The Treasury’s first wellbeing report, Te Tai Waiora[3], provided a broad perspective on the range of things that matter for wellbeing. It highlighted that New Zealand is a good place to live in many ways and that many aspects of life have improved over the past 20 years. We enjoy cleaner air, longer life expectancy, and higher incomes. However, New Zealand faces wellbeing challenges, particularly around mental wellbeing, education, and housing quality and affordability – and these challenges tend to be experienced more by our younger people. These issues are long-standing but have not lost their urgency.

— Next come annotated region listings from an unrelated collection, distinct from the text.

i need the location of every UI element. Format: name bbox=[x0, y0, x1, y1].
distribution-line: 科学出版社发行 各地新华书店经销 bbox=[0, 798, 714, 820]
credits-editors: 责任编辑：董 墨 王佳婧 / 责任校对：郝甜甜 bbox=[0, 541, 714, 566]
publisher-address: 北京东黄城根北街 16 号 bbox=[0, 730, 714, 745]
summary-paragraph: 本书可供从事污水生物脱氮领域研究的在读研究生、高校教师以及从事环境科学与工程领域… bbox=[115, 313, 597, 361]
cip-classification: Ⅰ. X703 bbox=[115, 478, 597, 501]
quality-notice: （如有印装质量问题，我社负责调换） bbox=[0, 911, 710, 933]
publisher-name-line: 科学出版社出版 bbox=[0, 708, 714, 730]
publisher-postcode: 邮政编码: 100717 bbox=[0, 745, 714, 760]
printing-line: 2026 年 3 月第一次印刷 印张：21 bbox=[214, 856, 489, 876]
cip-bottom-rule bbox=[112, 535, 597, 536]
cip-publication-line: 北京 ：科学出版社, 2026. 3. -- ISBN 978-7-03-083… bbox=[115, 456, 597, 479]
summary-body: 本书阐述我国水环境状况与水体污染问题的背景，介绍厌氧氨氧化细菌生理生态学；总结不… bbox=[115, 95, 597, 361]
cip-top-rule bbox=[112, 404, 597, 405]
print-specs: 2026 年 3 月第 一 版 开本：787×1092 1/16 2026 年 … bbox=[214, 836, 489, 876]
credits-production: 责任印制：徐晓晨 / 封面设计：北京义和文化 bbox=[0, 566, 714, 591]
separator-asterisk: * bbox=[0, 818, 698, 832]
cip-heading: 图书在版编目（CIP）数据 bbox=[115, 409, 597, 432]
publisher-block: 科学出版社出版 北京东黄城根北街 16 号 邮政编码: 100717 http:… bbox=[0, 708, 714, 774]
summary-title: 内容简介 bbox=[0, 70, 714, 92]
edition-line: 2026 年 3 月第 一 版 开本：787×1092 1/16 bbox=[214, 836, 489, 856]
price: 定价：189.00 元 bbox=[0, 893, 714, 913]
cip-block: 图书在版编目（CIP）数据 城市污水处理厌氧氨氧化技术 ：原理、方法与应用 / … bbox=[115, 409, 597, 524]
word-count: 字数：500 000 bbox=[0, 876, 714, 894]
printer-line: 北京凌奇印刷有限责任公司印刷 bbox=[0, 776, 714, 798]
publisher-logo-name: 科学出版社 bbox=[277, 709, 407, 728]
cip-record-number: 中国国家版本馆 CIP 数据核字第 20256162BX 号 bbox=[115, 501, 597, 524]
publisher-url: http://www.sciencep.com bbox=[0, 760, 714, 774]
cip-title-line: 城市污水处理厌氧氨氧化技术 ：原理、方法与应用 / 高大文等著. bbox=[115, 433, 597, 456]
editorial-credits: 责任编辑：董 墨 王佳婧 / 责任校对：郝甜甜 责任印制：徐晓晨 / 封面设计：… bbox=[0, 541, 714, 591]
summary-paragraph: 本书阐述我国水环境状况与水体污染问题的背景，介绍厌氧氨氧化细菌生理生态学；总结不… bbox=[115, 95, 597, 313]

New Zealand has relatively high levels of many aspects of wealth to support our future wellbeing. Future New Zealanders will benefit from New Zealand’s increasing stock of physical capital and human capability. High social cohesion bodes well for future wellbeing, although there are challenges to maintaining this.

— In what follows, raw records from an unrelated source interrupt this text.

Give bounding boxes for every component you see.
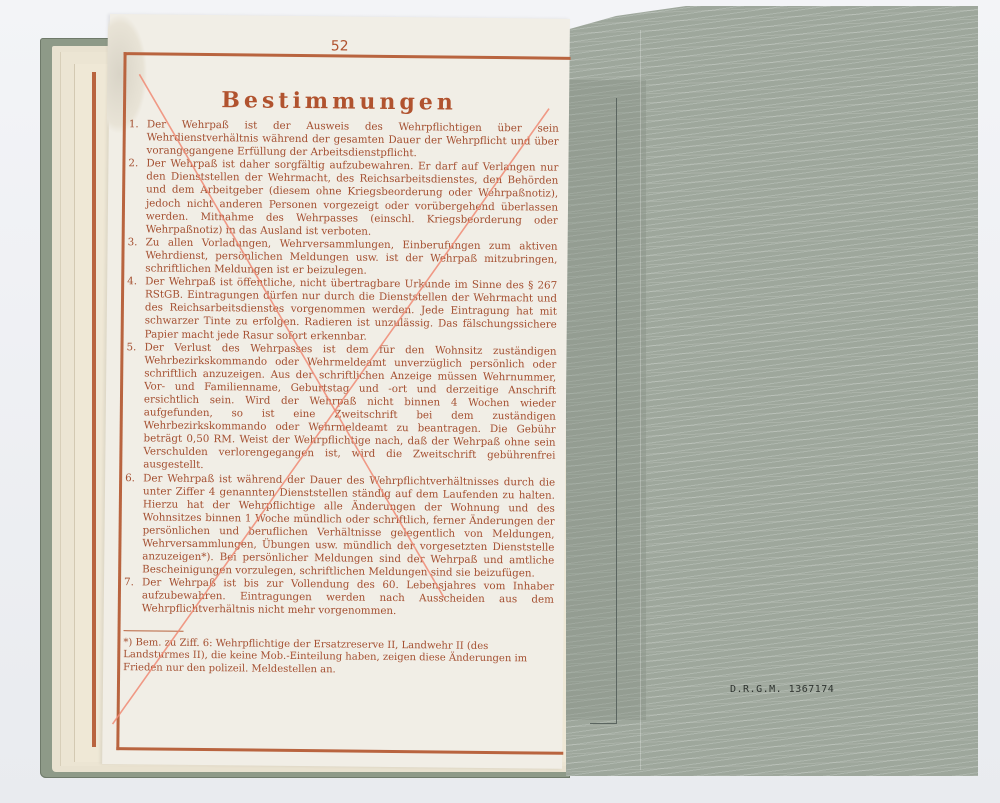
page-title: Bestimmungen — [109, 86, 569, 117]
document-page: 52 Bestimmungen 1.Der Wehrpaß ist der Au… — [102, 14, 570, 769]
pocket-outline — [590, 98, 617, 724]
cover-flap-edge — [640, 30, 641, 770]
footnote: *) Bem. zu Ziff. 6: Wehrpflichtige der E… — [123, 637, 553, 679]
regulation-item: 5.Der Verlust des Wehrpasses ist dem für… — [125, 341, 556, 476]
footnote-divider — [124, 630, 184, 632]
regulation-item: 3.Zu allen Vorladungen, Wehrversammlunge… — [127, 236, 557, 280]
regulation-item: 6.Der Wehrpaß ist während der Dauer des … — [124, 472, 555, 581]
regulation-item: 2.Der Wehrpaß ist daher sorgfältig aufzu… — [128, 157, 559, 240]
regulation-item: 7.Der Wehrpaß ist bis zur Vollendung des… — [124, 576, 554, 620]
regulation-item: 1.Der Wehrpaß ist der Ausweis des Wehrpf… — [128, 118, 558, 162]
drgm-stamp: D.R.G.M. 1367174 — [730, 684, 834, 695]
regulations-list: 1.Der Wehrpaß ist der Ausweis des Wehrpf… — [123, 118, 559, 679]
regulation-item: 4.Der Wehrpaß ist öffentliche, nicht übe… — [127, 275, 558, 345]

New Zealand’s strength and resilience to global forces continues to be tested by the combination of an international economic downturn, globally high inflation, and a geopolitical situation dominated by war, trade disputes, and residual supply chain issues. While the economy has fared better than expected, significant challenges remain. Many of the macroeconomic trends identified in December’s BPS have persisted, with a global economic downturn, a tight labour market, and rising interest rates continuing to put pressure on New Zealand’s economy. These have contributed to increasing pressure on households as the cost of living increases.

Aspects of the natural environment are deteriorating as a result of intensive resource use and a changing environment. Recent extreme weather events in the North Island highlight that more frequent and severe climate-related hazards are having an effect on individuals, firms, and communities. They also illustrate the importance of building our resilience to climate change and its impacts.

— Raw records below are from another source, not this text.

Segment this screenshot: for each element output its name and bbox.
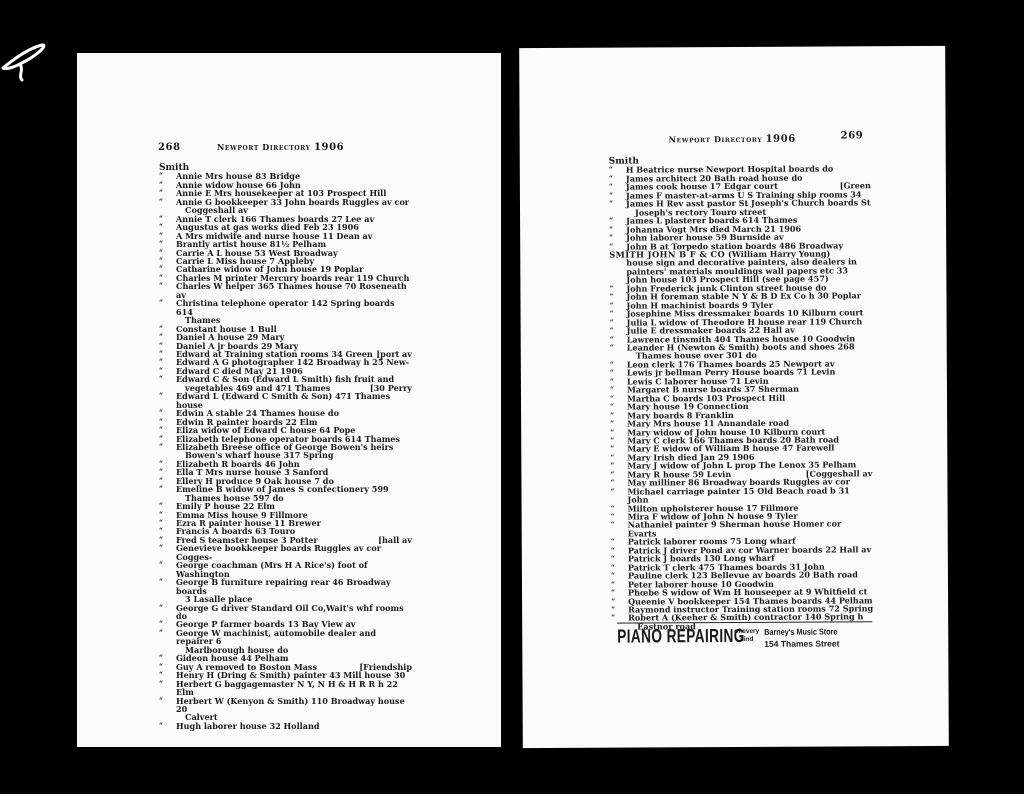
firm-entry: SMITH JOHN B F & CO (William Harry Young…: [609, 249, 871, 284]
entry-list: Smith “Annie Mrs house 83 Bridge“Annie w…: [159, 164, 412, 730]
ditto-mark: “: [610, 487, 614, 495]
directory-page-left: 268 Newport Directory 1906 Smith “Annie …: [77, 53, 501, 747]
ditto-mark: “: [159, 299, 163, 307]
directory-entry: “Genevieve bookkeeper boards Ruggles av …: [159, 544, 412, 561]
directory-entry: “George W machinist, automobile dealer a…: [159, 629, 412, 654]
entry-text: George W machinist, automobile dealer an…: [176, 628, 376, 646]
directory-entry: “James H Rev asst pastor St Joseph's Chu…: [609, 199, 871, 217]
directory-entry: “Herbert W (Kenyon & Smith) 110 Broadway…: [159, 697, 412, 722]
directory-entry: “Christina telephone operator 142 Spring…: [159, 299, 412, 324]
directory-entry: “Elizabeth Breese office of George Bowen…: [159, 443, 412, 460]
ad-headline: PIANO REPAIRING: [617, 626, 698, 648]
carryover-fragment: [hall av: [378, 536, 412, 544]
ditto-mark: “: [159, 544, 163, 552]
ditto-mark: “: [159, 392, 163, 400]
ditto-mark: “: [159, 443, 163, 451]
ditto-mark: “: [159, 604, 163, 612]
ad-store-name: Barney's Music Store: [764, 625, 837, 637]
ditto-mark: “: [159, 198, 163, 206]
ditto-mark: “: [610, 344, 614, 352]
ditto-mark: “: [159, 375, 163, 383]
entry-list: Smith “H Beatrice nurse Newport Hospital…: [609, 156, 873, 631]
ditto-mark: “: [159, 697, 163, 705]
ditto-mark: “: [159, 485, 163, 493]
directory-entry: “Charles W helper 365 Thames house 70 Ro…: [159, 282, 412, 299]
ditto-mark: “: [159, 578, 163, 586]
ad-store-address: 154 Thames Street: [764, 638, 839, 648]
directory-entry: “Edward L (Edward C Smith & Son) 471 Tha…: [159, 392, 412, 409]
directory-entry: “Herbert G baggagemaster N Y, N H & H R …: [159, 680, 412, 697]
directory-entry: “Hugh laborer house 32 Holland: [159, 722, 412, 730]
entry-text: Herbert G baggagemaster N Y, N H & H R R…: [176, 679, 398, 697]
entry-text: George B furniture repairing rear 46 Bro…: [176, 577, 391, 595]
directory-entry: “George B furniture repairing rear 46 Br…: [159, 578, 412, 603]
ditto-mark: “: [609, 200, 613, 208]
entry-text: George G driver Standard Oil Co,Wait's w…: [176, 603, 404, 621]
directory-entry: “George coachman (Mrs H A Rice's) foot o…: [159, 561, 412, 578]
entry-text: Charles W helper 365 Thames house 70 Ros…: [176, 281, 407, 299]
running-head: Newport Directory 1906 269: [519, 46, 945, 48]
directory-entry: “George G driver Standard Oil Co,Wait's …: [159, 604, 412, 621]
ad-store: Barney's Music Store 154 Thames Street: [764, 625, 850, 649]
firm-description: house sign and decorative painters, also…: [609, 258, 871, 285]
entry-text: Christina telephone operator 142 Spring …: [176, 298, 395, 316]
ditto-mark: “: [611, 614, 615, 622]
directory-entry: “Michael carriage painter 15 Old Beach r…: [610, 486, 872, 504]
ditto-mark: “: [159, 561, 163, 569]
entry-text: Hugh laborer house 32 Holland: [176, 721, 320, 731]
ditto-mark: “: [159, 722, 163, 730]
running-head-title: Newport Directory 1906: [217, 142, 344, 153]
ditto-mark: “: [159, 282, 163, 290]
entry-text: George coachman (Mrs H A Rice's) foot of…: [176, 560, 368, 578]
ditto-mark: “: [159, 629, 163, 637]
directory-entry: “Nathaniel painter 9 Sherman house Homer…: [611, 520, 873, 538]
directory-page-right: Newport Directory 1906 269 Smith “H Beat…: [519, 46, 949, 748]
running-head-title: Newport Directory 1906: [669, 134, 796, 146]
directory-entry: “Edward C & Son (Edward L Smith) fish fr…: [159, 375, 412, 392]
advertisement: PIANO REPAIRING of every kind Barney's M…: [617, 621, 872, 650]
directory-entry: “Annie G bookkeeper 33 John boards Ruggl…: [159, 198, 412, 215]
page-number: 268: [158, 142, 181, 153]
entry-text: Herbert W (Kenyon & Smith) 110 Broadway …: [176, 696, 405, 714]
handwritten-mark-icon: [0, 40, 50, 90]
ditto-mark: “: [159, 680, 163, 688]
page-number: 269: [841, 130, 864, 141]
entry-text: Genevieve bookkeeper boards Ruggles av c…: [176, 543, 381, 561]
ditto-mark: “: [611, 521, 615, 529]
directory-entry: “Emeline B widow of James S confectioner…: [159, 485, 412, 502]
entry-text: Edward L (Edward C Smith & Son) 471 Tham…: [176, 391, 390, 409]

New Zealand has weathered many shocks in recent memory and our wellbeing has generally held up well. Absorbing these shocks has affected our wealth and we need to rebuild our resilience to the future shocks we know will come.

Impact of recent extreme weather events on wellbeing

The Auckland Anniversary Weekend floods and Cyclone Gabrielle caused widespread catastrophic flooding across large parts of the North Island, causing devastation to some communities. Specific impacts (structured under the Treasury’s Living Standards Framework four domains of national wealth) include:

  • Human capability: Eleven fatalities were tragically confirmed from Cyclone Gabrielle, and four from the Auckland Anniversary Weekend floods. Hundreds of people across the North Island had to leave their homes, and many remain unable to return. We know that the personal recovery for those affected by these events is going to be tough. That is why the Government has surged support, including mental wellbeing services, in the affected regions.
  • Natural environment: Significant damage was caused by woody debris (including forestry slash) and sediment. The recently announced Ministerial Inquiry is urgently considering the impact of related land-use practices on the environment and communities. Getting affected rural communities back on their feet as quickly as possible remains a Government priority, given the criticality of our farmers, growers, and other rural businesses to local economies.
  • Social cohesion: The aftermath of the events saw communities come together and support one another, with extraordinary stories of selflessness emerging all over the country. As we recover, we are committed to a locally-led, central Government-supported approach where local voices are heard. This is why we have established lead regional Ministers and bespoke regional recovery structures, which will coordinate regional recovery activities between local and central government, iwi, and community groups in each of the affected areas. The Cyclone Gabrielle Recovery Taskforce (with representatives from business, local government, iwi, and unions) will help to align these locally-led recovery plans with the work of government agencies and the private sector.
  • Financial and physical capital: These events have caused significant damage to homes, businesses, and infrastructure. The Treasury estimates that the damage will total between $9 and $14.5 billion. This comprises $5 – $7.5 billion of damage to central and local government infrastructure (eg, transport and water), as well as losses suffered by households and businesses. The events have also caused an estimated $400 – $600 million in output losses in the first half of 2023, primarily from lost agricultural and horticultural production. Persistent annual losses of approximately $100 million are also anticipated beyond 2023.